Sensor networks must be energy-efficient. Most current network protocols are designed to be conservative only in their use of bandwidth or required processing. Many nodes in the emerging sensor systems will be untethered and therefore have small energy reserves. All communication--even passive listening--will have a significant effect on those reserves. Therefore, to maximize the lifetime of the system, it is critical to maximize the usefulness of every bit transmitted or received [16].
Sensor networks are expected to be dynamic. Over time, sensors may fail or new sensors may be added. Sensors will experience changes in their position, reachability, available energy, and even task details. These changes make configuration unacceptable; the system must evolve to make the best use of available resources.
Sensor networks must be self-configuring. Large-scale networks such as the Internet work in the face of brittle software partly because the number of people maintaining the network has grown along with the size of the network itself. In contrast, there may be a single human responsible for thousands of nodes in a dense sensor network. It simply becomes impractical to imagine any design where each of these devices requires individual attention. In fact, manual configuration is ruled out completely if sensors are dropped into inhospitable terrain. This is expected in disaster-relief scenarios such as earthquakes and fires.
All of these distinguishing characteristics can potentially affect critical aspects of the system's design--routing and addressing mechanisms, naming and binding services, application architectures, security mechanisms, and so forth. Many of these problems are more challenging than their analogues in the traditional networking and distributed systems spaces, but there are also new opportunities for solutions.
This paper focuses on one such opportunity: a design philosophy for sensor networks where small, randomly selected, ephemeral, probabilistically unique transaction identifiers (which we call RETRI) are used in place of identifiers that are guaranteed to be unique. We define a ``transaction'' quite generally to be any computation during which some state must be maintained by the nodes involved. The identifier might be playing any of a number of roles; for example, a node's address, or the abbreviated form of a commonly-occurring bit sequence used in compression schemes. In traditional distributed systems, such identifiers are guaranteed to be unique and unambiguous. This guarantee comes with a number of important costs, described in the next section, that RETRI helps to avoid.
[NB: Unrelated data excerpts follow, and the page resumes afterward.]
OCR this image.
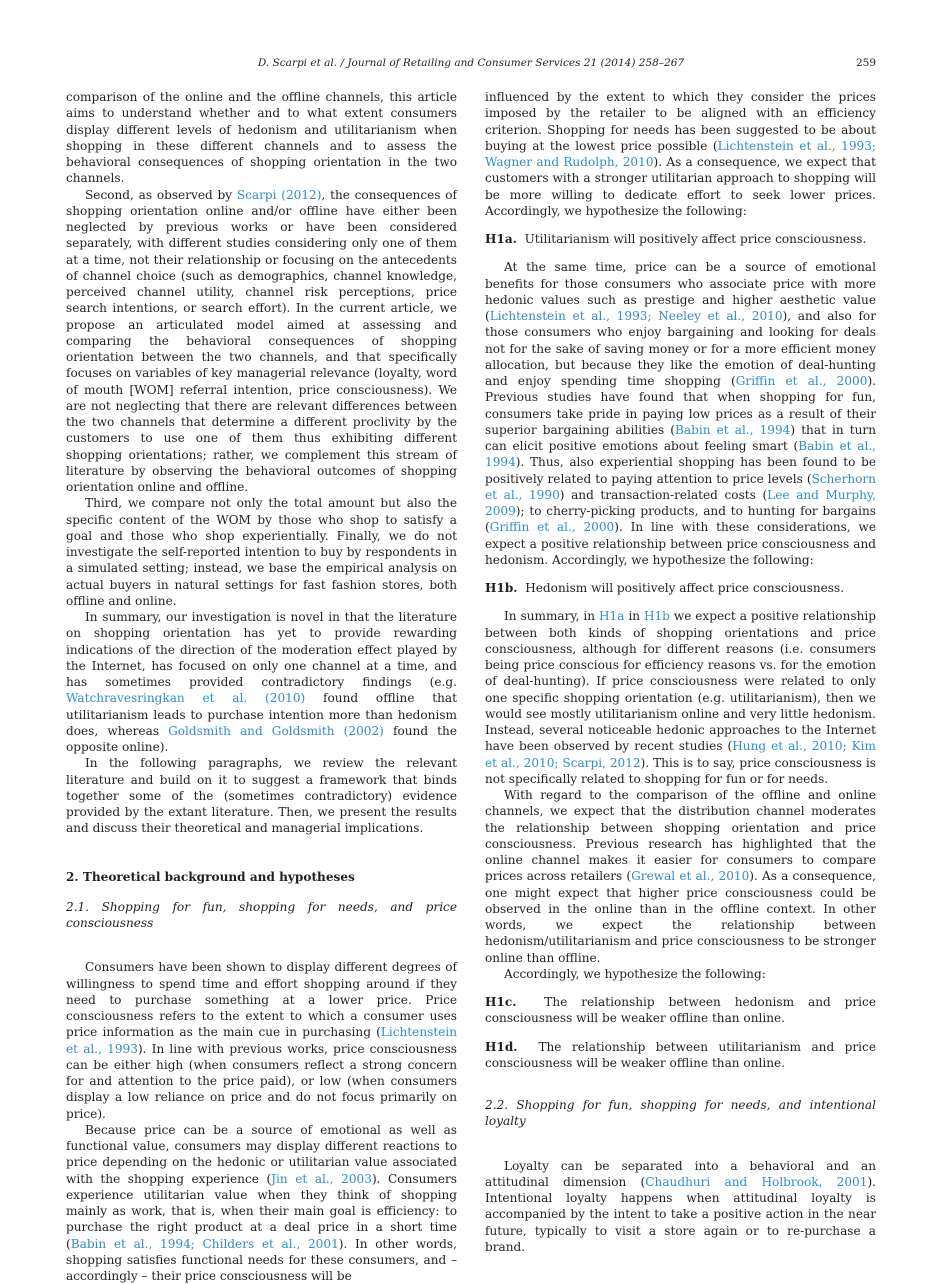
D. Scarpi et al. / Journal of Retailing and Consumer Services 21 (2014) 258–267	259

comparison of the online and the offline channels, this article aims to understand whether and to what extent consumers display different levels of hedonism and utilitarianism when shopping in these different channels and to assess the behavioral consequences of shopping orientation in the two channels.

Second, as observed by Scarpi (2012), the consequences of shopping orientation online and/or offline have either been neglected by previous works or have been considered separately, with different studies considering only one of them at a time, not their relationship or focusing on the antecedents of channel choice (such as demographics, channel knowledge, perceived channel utility, channel risk perceptions, price search intentions, or search effort). In the current article, we propose an articulated model aimed at assessing and comparing the behavioral consequences of shopping orientation between the two channels, and that specifically focuses on variables of key managerial relevance (loyalty, word of mouth [WOM] referral intention, price consciousness). We are not neglecting that there are relevant differences between the two channels that determine a different proclivity by the customers to use one of them thus exhibiting different shopping orientations; rather, we complement this stream of literature by observing the behavioral outcomes of shopping orientation online and offline.

Third, we compare not only the total amount but also the specific content of the WOM by those who shop to satisfy a goal and those who shop experientially. Finally, we do not investigate the self-reported intention to buy by respondents in a simulated setting; instead, we base the empirical analysis on actual buyers in natural settings for fast fashion stores, both offline and online.

In summary, our investigation is novel in that the literature on shopping orientation has yet to provide rewarding indications of the direction of the moderation effect played by the Internet, has focused on only one channel at a time, and has sometimes provided contradictory findings (e.g. Watchravesringkan et al. (2010) found offline that utilitarianism leads to purchase intention more than hedonism does, whereas Goldsmith and Goldsmith (2002) found the opposite online).

In the following paragraphs, we review the relevant literature and build on it to suggest a framework that binds together some of the (sometimes contradictory) evidence provided by the extant literature. Then, we present the results and discuss their theoretical and managerial implications.

2. Theoretical background and hypotheses

2.1. Shopping for fun, shopping for needs, and price consciousness

Consumers have been shown to display different degrees of willingness to spend time and effort shopping around if they need to purchase something at a lower price. Price consciousness refers to the extent to which a consumer uses price information as the main cue in purchasing (Lichtenstein et al., 1993). In line with previous works, price consciousness can be either high (when consumers reflect a strong concern for and attention to the price paid), or low (when consumers display a low reliance on price and do not focus primarily on price).

Because price can be a source of emotional as well as functional value, consumers may display different reactions to price depending on the hedonic or utilitarian value associated with the shopping experience (Jin et al., 2003). Consumers experience utilitarian value when they think of shopping mainly as work, that is, when their main goal is efficiency: to purchase the right product at a deal price in a short time (Babin et al., 1994; Childers et al., 2001). In other words, shopping satisfies functional needs for these consumers, and – accordingly – their price consciousness will be

influenced by the extent to which they consider the prices imposed by the retailer to be aligned with an efficiency criterion. Shopping for needs has been suggested to be about buying at the lowest price possible (Lichtenstein et al., 1993; Wagner and Rudolph, 2010). As a consequence, we expect that customers with a stronger utilitarian approach to shopping will be more willing to dedicate effort to seek lower prices. Accordingly, we hypothesize the following:

H1a. Utilitarianism will positively affect price consciousness.

At the same time, price can be a source of emotional benefits for those consumers who associate price with more hedonic values such as prestige and higher aesthetic value (Lichtenstein et al., 1993; Neeley et al., 2010), and also for those consumers who enjoy bargaining and looking for deals not for the sake of saving money or for a more efficient money allocation, but because they like the emotion of deal-hunting and enjoy spending time shopping (Griffin et al., 2000). Previous studies have found that when shopping for fun, consumers take pride in paying low prices as a result of their superior bargaining abilities (Babin et al., 1994) that in turn can elicit positive emotions about feeling smart (Babin et al., 1994). Thus, also experiential shopping has been found to be positively related to paying attention to price levels (Scherhorn et al., 1990) and transaction-related costs (Lee and Murphy, 2009); to cherry-picking products, and to hunting for bargains (Griffin et al., 2000). In line with these considerations, we expect a positive relationship between price consciousness and hedonism. Accordingly, we hypothesize the following:

H1b. Hedonism will positively affect price consciousness.

In summary, in H1a in H1b we expect a positive relationship between both kinds of shopping orientations and price consciousness, although for different reasons (i.e. consumers being price conscious for efficiency reasons vs. for the emotion of deal-hunting). If price consciousness were related to only one specific shopping orientation (e.g. utilitarianism), then we would see mostly utilitarianism online and very little hedonism. Instead, several noticeable hedonic approaches to the Internet have been observed by recent studies (Hung et al., 2010; Kim et al., 2010; Scarpi, 2012). This is to say, price consciousness is not specifically related to shopping for fun or for needs.

With regard to the comparison of the offline and online channels, we expect that the distribution channel moderates the relationship between shopping orientation and price consciousness. Previous research has highlighted that the online channel makes it easier for consumers to compare prices across retailers (Grewal et al., 2010). As a consequence, one might expect that higher price consciousness could be observed in the online than in the offline context. In other words, we expect the relationship between hedonism/utilitarianism and price consciousness to be stronger online than offline.

Accordingly, we hypothesize the following:

H1c. The relationship between hedonism and price consciousness will be weaker offline than online.

H1d. The relationship between utilitarianism and price consciousness will be weaker offline than online.

2.2. Shopping for fun, shopping for needs, and intentional loyalty

Loyalty can be separated into a behavioral and an attitudinal dimension (Chaudhuri and Holbrook, 2001). Intentional loyalty happens when attitudinal loyalty is accompanied by the intent to take a positive action in the near future, typically to visit a store again or to re-purchase a brand.
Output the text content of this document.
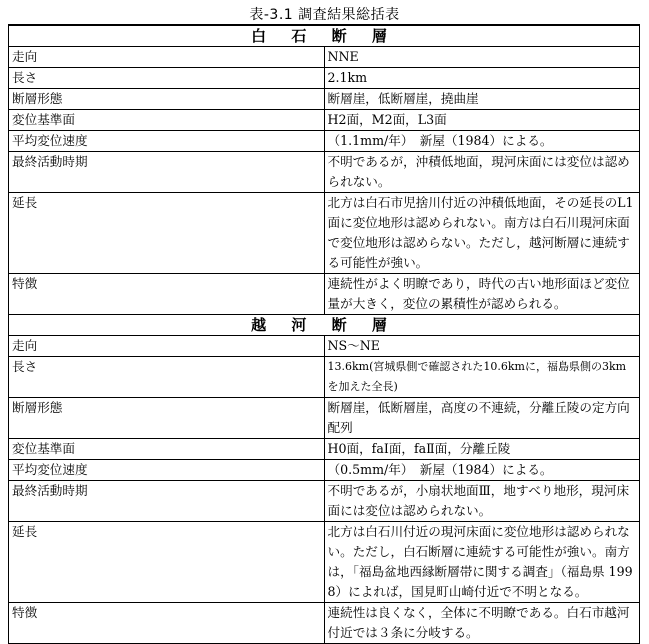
表-3.1 調査結果総括表
白 石 断 層	
走向	NNE
長さ	2.1km
断層形態	断層崖，低断層崖，撓曲崖
変位基準面	H2面，M2面，L3面
平均変位速度	（1.1mm/年）　新屋（1984）による。
最終活動時期	不明であるが，沖積低地面，現河床面には変位は認められない。
延長	北方は白石市児捨川付近の沖積低地面，その延長のL1面に変位地形は認められない。南方は白石川現河床面で変位地形は認めらない。ただし，越河断層に連続する可能性が強い。
特徴	連続性がよく明瞭であり，時代の古い地形面ほど変位量が大きく，変位の累積性が認められる。
越 河 断 層	
走向	NS～NE
長さ	13.6km(宮城県側で確認された10.6kmに，福島県側の3kmを加えた全長)
断層形態	断層崖，低断層崖，高度の不連続，分離丘陵の定方向配列
変位基準面	H0面，faⅠ面，faⅡ面，分離丘陵
平均変位速度	（0.5mm/年）　新屋（1984）による。
最終活動時期	不明であるが，小扇状地面Ⅲ，地すべり地形，現河床面には変位は認められない。
延長	北方は白石川付近の現河床面に変位地形は認められない。ただし，白石断層に連続する可能性が強い。南方は，「福島盆地西縁断層帯に関する調査」（福島県 1998）によれば，国見町山崎付近で不明となる。
特徴	連続性は良くなく，全体に不明瞭である。白石市越河付近では３条に分岐する。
Most importantly, RETRI changes the scaling properties of a distributed system such that identifier sizes are tied to a system's transaction density, not its overall size. We define the transaction density as the average number of transactions that occur in the same place (connectivity-wise) and at the same time in a system. Many factors affect this value. Networks designed using spatially localized algorithms will have much lower transaction densities than those in which all nodes can potentially peer with each other. Higher physical node densities have an important effect because of the broadcast nature of the wireless medium. Temporal locality and the average duration of a transaction are also important: spatially local nodes that transmit simultaneously will see a higher transaction density than a group that spreads out its communication over time. Our scheme scales well because all of these factors can remain constant in a distributed system as it grows in size.
We show how RETRI can significantly improve the system's energy efficiency in contexts where that efficiency is paramount, such as energy-constrained wireless sensor networks. Benefits are realized if the typical data size is small compared to the size of an identifier, and the number of transactions seen by an individual node is small compared to the number of nodes that exist in the entire system.
Although our premise is applicable to many uses of identifiers, we studied it in the context of one particular use: unique node addresses. We explore the idea of ephemeral identifiers using an address-free packet fragmentation service as a case study. Our contributions are the description of this address-free method, a simple model that predicts its performance, and an implementation that validates our model. The next section will review the traditional role of network addresses and discuss their costs. Section 3 presents our address-free fragmentation. In Section 4, we analyze our architecture and develop a model to evaluate its performance. We describe an actual implementation and experiment used to validate our model in Section 5. Section 6 describes other contexts in which RETRI can be used. Related work is reviewed in Section 7. Finally, in Section 8, we present our conclusions.